“Come on, guys,” Ryder called from the end of the hall, where he gave a pointed look down the corridor perpendicular to this one—the path we needed to take to the Hall of Mirrors. “What’s the holdup?”
I huffed and told Rush. “Let’s go.” I took one step away, and he pulled me back.
“I don’t think you realize what you do to me.” He scanned me up and down. “Or how stunning you look in that dress.”
Itsowasn’t the time for his confessions. Even so, I leaned forward, silently inviting him to tell me more.
“You can’t touch me like that and expect me not to … react. It makes it hard to think, and right now I need to be entirely focused on … what I need to do.”
The eyeballs near us whirred jerkily, attempting to take in everything happening in the hallway all at once.
A couple in matching pantsuits and dress the color of freshly pumping blood emerged from a closed door forty feet from us in the other direction and didn’t bother hiding their curiosity at how closely Rush and I stood to each other.

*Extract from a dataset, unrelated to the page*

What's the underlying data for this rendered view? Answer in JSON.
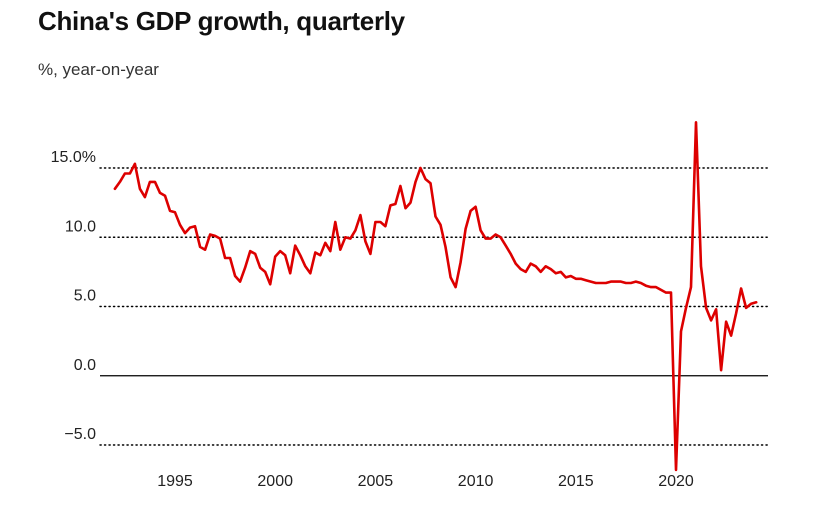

The woman openly gawped at us while her partner led them toward us. Irritated at the interruption when our time was already nil, I stuck my tongue out at the woman. She gasped, her hair vacillated precariously atop its artfully coiled pile, and she pointed at me while tattling to the man at her side.
Rush snapped his attention back on me, and I smiled up at him guilelessly.
He rolled his eyes.
“What? She was being rude and staring.”
“That’s Jolanda, the dowager countess of Etherantos, and Conroy, the viscount of Etherantos.”
“So?”
“So, that’s Lennox’s mother and his much older half-brother.”
“Oh.” I glanced back their way; they were close enough to overhear. “Then I should have done more than stick out my tongue at her.”
Jolanda glared.
“Don’t let the likes of her upset your delicate constitution, Mother,” Conroy said, patting her hand linked through his bent elbow.
“Drake Rush Vega,” she called out to him when they were about to pass us, crowding to the other side of the hallway as if my rudeness were infectious. “I advise you to reexamine the quality of the company you keep.”
“And I advise you,” I told her, “to reexamine the quality of your cowardly son who stabbed me in the back with a blade so fine no one would know what he’d done till I was dead.”
Jolanda looked down her nose at me as they sauntered past, causing her to crane her neck as she went. “My son is loyal to her majesty the queen.”
“Your son’s a bully and an asshole, and I hope he dies a death like he tried to give me.”
Jolanda halted in mid-step, spun around, and launched herself at me, curled hands already pointed at my face. Her nails, person-like moments before, had been replaced by thick, sharp claws erupting from her fingertips.
Conroy lunged after her, wrapping his hands around her trim waist in a firmband.
Rush positioned himself in front of me, a solid wall of muscle, and from the end of the hall, West, Ryder, and Hiroshi headed our way.
“Let me go,” Jolanda snarled at Conroy, her arms stretching toward me.
Conroy clenched his teeth together, making his round cheeks puff out as he struggled against her efforts. The dowager countess was like a beast denied her food and then taunted with it.
“She’s not worth it, Mother,” he said.
Jolanda, whether by accident or intention, kicked him in the shin with stabby heels. He yelped, eased his grip on her as she strained to claw my face, then tightened down again.
Rush spread his arms wide to protect me as he caged me behind him.
I scowled at his back. “She’s not a damn dragon. I don’t need you to shield me from her. I can handle myself.”